Professor Muller is out now with a new study looking at law professors. He analyzed the political contributions of 3,148 law school faculty between 2017 and 2023. He found that 95.9% of law school faculty contributions went to Democrats. Only 2.7% went to Republicans. In dollar terms, 5.1 million went to Democrats, while only $425,000 went to Republican candidates.
More conservatism and the legal profession
Two states recently eliminated the bar exam as a necessary requirement for entry into the practice of law. Washington and Oregon have implemented apprenticeship pathways to admission. Many states have been considering this move due to the shortage of attorneys. While Washington and Oregon cited the lawyer shortage as a factor, the primary motivation cited was that the “bar exam disproportionately and unnecessarily blocks historically marginalized groups from entering the practice of law.” Although such language is often asserted in decisions like this, there is no empirical evidence that it is true. It is also unnecessary to rely on such an unsupported premise. The attorney shortage is a real thing and justifies creative thinking when it comes to filling the need. Although, part of me does feel like, since I had to take the miserable thing, everyone else should have too, as well.
Textualism
Last week, the U.S. Supreme Court decided Pulsifer v. United States. In that case, convicted drug dealer, Mark Pulsifer, raised an issue requiring interpretation of the 2018 First Step Act. That act has a “safety valve” provision allowing federal offenders to avoid mandatory minimum sentencing if they meet certain requirements. I wrote previously about the issue here. In a 6-3 decision, the Court ruled against Pulsifer. The split was interesting. The opinion was authored by Justice Elena Kagan, who was joined by all the conservative Justices, except Justice Gorsuch. Justice Gorsuch dissented joined Justice Ketanji Brown and Justice Sonia Sotomayor. The Majority, Kagan, opinion relied on the textualist cannon that Pulsifer’s proposed interpretation would render the statute meaningless. The dissent argued that, even so, the Court should give effect to Congressional intent. Gorsuch, in an unusual non-textualist interpretation, wrote that, “It is a change Congress promises in the First Step Act, and it is a promise that should have been honored.” Justice Kagan once famously said, “we are all textualists now.” It’s hard to believe I am writing this, but Gorsuch should have listened to Kagan on this one.

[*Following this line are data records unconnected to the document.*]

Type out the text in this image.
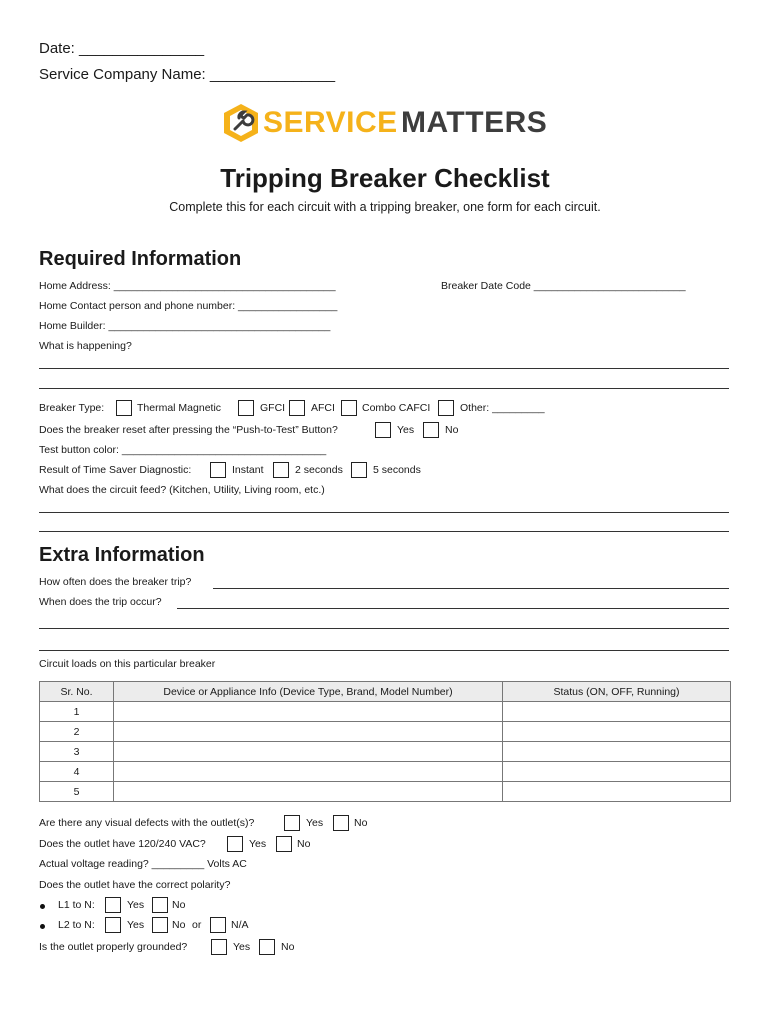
Date: _______________
Service Company Name: _______________
SERVICE MATTERS
Tripping Breaker Checklist
Complete this for each circuit with a tripping breaker, one form for each circuit.
Required Information
Home Address: ______________________________________	Breaker Date Code __________________________
Home Contact person and phone number: _________________
Home Builder: ______________________________________
What is happening?
Breaker Type:	Thermal Magnetic	GFCI AFCI	Combo CAFCI	Other: _________
Does the breaker reset after pressing the “Push-to-Test” Button?	Yes	No
Test button color: ___________________________________
Result of Time Saver Diagnostic:	Instant	2 seconds	5 seconds
What does the circuit feed? (Kitchen, Utility, Living room, etc.)
Extra Information
How often does the breaker trip?
When does the trip occur?
Circuit loads on this particular breaker
Sr. No.	Device or Appliance Info (Device Type, Brand, Model Number)	Status (ON, OFF, Running)
1		
2		
3		
4		
5		
Are there any visual defects with the outlet(s)?	Yes	No
Does the outlet have 120/240 VAC?	Yes	No
Actual voltage reading? _________ Volts AC
Does the outlet have the correct polarity?
L1 to N:	Yes	No
L2 to N:	Yes	No or	N/A
Is the outlet properly grounded?	Yes	No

Judicial restraint, textualism and separation of powers
Not long ago, I wrote about the Alabama Supreme Court’s IVF ruling. You can read that post here. The ruling made big news at the time. In the case, the Court ruled that negligent destruction of IVF embryos was grounds for a lawsuit under the language of the Alabama wrongful death statute. The media reacted by claiming that the Alabama Court was imposing extremist ideology and couched the whole thing in the abortion debate. I wrote that, to the contrary, the Court was demonstrating judicial restraint. The Alabama Court employed a textualist analysis and insisted that policy decisions about IVF embryos were properly made by the legislature not the courts. This is how a court should behave. And it worked, too. Soon after the ruling, the Alabama legislature enacted a statute reading, “no action, suit or criminal prosecution for the damage to or death of an embryo shall be brought or maintained against any individual or entity when providing or receiving services related to in vitro fertilization.” Last week, the Alabama Governor signed the statute into law. The whole thing is a good lesson in judicial restraint and separation of powers, though not in the reliability of the media.